The parent of BMW AG’s main Chinese joint-venture partner has canceled a plan to pledge shares in a Hong Kong-listed subsidiary for loans amid accusations that the state-owned automaker was deliberately failing to pay its debts.

Liaoning Xinrui Automotive Industry Development Co. Ltd., a wholly owned subsidiary of Brilliance Auto Group Holdings Co. Ltd., has terminated the plan to pledge a 30.4% stake in Hong Kong-listed Brilliance China Automotive Holdings Ltd., according to a Wednesday statement (link in Chinese) issued by Brilliance Auto.

The move by the Liaoning province-based company indicates that investor complaints have had an impact as Brilliance Auto had defaulted on (link in Chinese) debts totaling 6.5 billion yuan ($995.2 million) as of Nov. 14, along with 144 million yuan in interest payments.

Over the past few weeks, financial regulators have vowed to crack down on delinquent debtors, as the defaults by some state-owned enterprises sent shockwaves through the bond market and weakened investor confidence.

The statement cites difficulties in the cross-border share pledge process and negotiations with Brilliance Auto’s major creditors as reasons for the decision. Last month, Liaoning Xinrui reached an agreement with Jilin Province Trust Co.

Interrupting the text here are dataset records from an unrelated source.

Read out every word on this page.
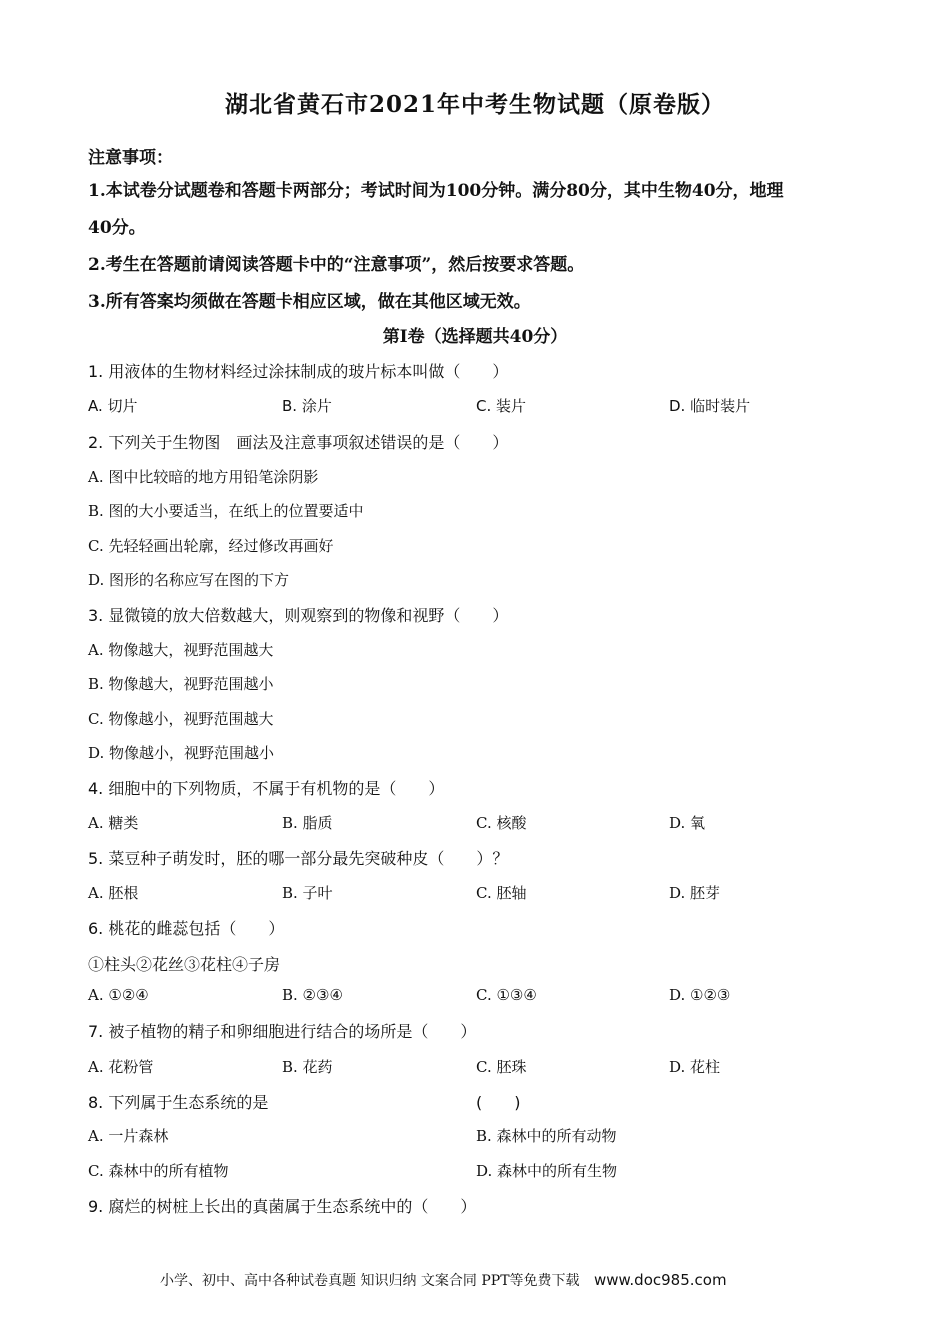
湖北省黄石市2021年中考生物试题（原卷版）
注意事项：
1.本试卷分试题卷和答题卡两部分；考试时间为100分钟。满分80分，其中生物40分，地理
40分。
2.考生在答题前请阅读答题卡中的“注意事项”，然后按要求答题。
3.所有答案均须做在答题卡相应区域，做在其他区域无效。
第Ⅰ卷（选择题共40分）
1. 用液体的生物材料经过涂抹制成的玻片标本叫做（　　）
A. 切片	B. 涂片	C. 装片	D. 临时装片
2. 下列关于生物图　画法及注意事项叙述错误的是（　　）
A. 图中比较暗的地方用铅笔涂阴影
B. 图的大小要适当，在纸上的位置要适中
C. 先轻轻画出轮廓，经过修改再画好
D. 图形的名称应写在图的下方
3. 显微镜的放大倍数越大，则观察到的物像和视野（　　）
A. 物像越大，视野范围越大
B. 物像越大，视野范围越小
C. 物像越小，视野范围越大
D. 物像越小，视野范围越小
4. 细胞中的下列物质，不属于有机物的是（　　）
A. 糖类	B. 脂质	C. 核酸	D. 氧
5. 菜豆种子萌发时，胚的哪一部分最先突破种皮（　　）？
A. 胚根	B. 子叶	C. 胚轴	D. 胚芽
6. 桃花的雌蕊包括（　　）
①柱头②花丝③花柱④子房
A. ①②④	B. ②③④	C. ①③④	D. ①②③
7. 被子植物的精子和卵细胞进行结合的场所是（　　）
A. 花粉管	B. 花药	C. 胚珠	D. 花柱
8. 下列属于生态系统的是	(　　)
A. 一片森林	B. 森林中的所有动物
C. 森林中的所有植物	D. 森林中的所有生物
9. 腐烂的树桩上长出的真菌属于生态系统中的（　　）
小学、初中、高中各种试卷真题 知识归纳 文案合同 PPT等免费下载 www.doc985.com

Ltd. to pledge the shares as collateral for loans.

Those shares were valued at about HK$10 billion ($1.3 billion) by the close of trade on Wednesday. These are seen by many investors as core assets of Brilliance Auto as Hong Kong-listed Brilliance China owns a 50% stake in BMW Brilliance Automotive Ltd., a joint venture with BMW and a major contributor to Brilliance Auto’s revenue.

Some investors suspected that Brilliance Auto may have deliberately failed to pay its debts by offloading core assets, as the company reached an agreement to transfer all of its shares in Brilliance China to Liaoning Xinrui just one month before it defaulted on a bond in October.

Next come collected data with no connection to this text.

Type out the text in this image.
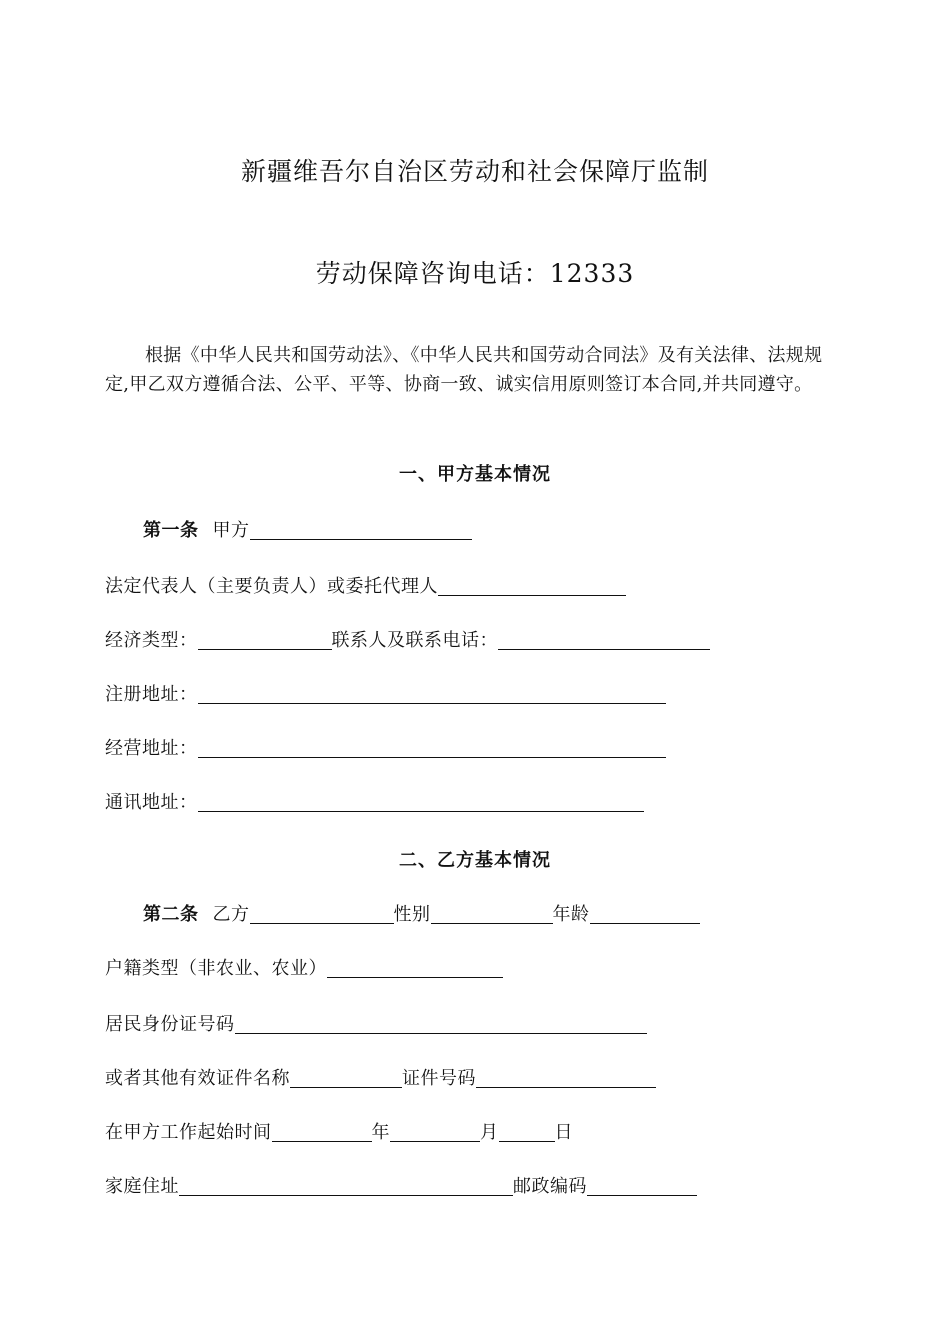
新疆维吾尔自治区劳动和社会保障厅监制
劳动保障咨询电话：12333

根据《中华人民共和国劳动法》、《中华人民共和国劳动合同法》及有关法律、法规规定,甲乙双方遵循合法、公平、平等、协商一致、诚实信用原则签订本合同,并共同遵守。

一、甲方基本情况
第一条 甲方
法定代表人（主要负责人）或委托代理人
经济类型：	联系人及联系电话：
注册地址：
经营地址：
通讯地址：
二、乙方基本情况
第二条 乙方	性别	年龄
户籍类型（非农业、农业）
居民身份证号码
或者其他有效证件名称	证件号码
在甲方工作起始时间	年	月	日
家庭住址	邮政编码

Brilliance Auto began restructuring after a Chinese court accepted a creditor’s request in November.

At a creditors’ meeting at the end of last month, proposals (link in Chinese) were submitted requesting that Brilliance Auto stop disposing of assets and pledge to honor its debts.

Brilliance Auto is perhaps best known for its collaboration with German car giant BMW. That joint venture is an important player in China’s luxury passenger car market. In the first half-year, it contributed 4.4 billion yuan to the net profit of Hong Kong-listed Brilliance China who would have seen a net loss without the contribution. Over the same period, Brilliance Auto reported (link in Chinese) a net loss of 195.9 million yuan.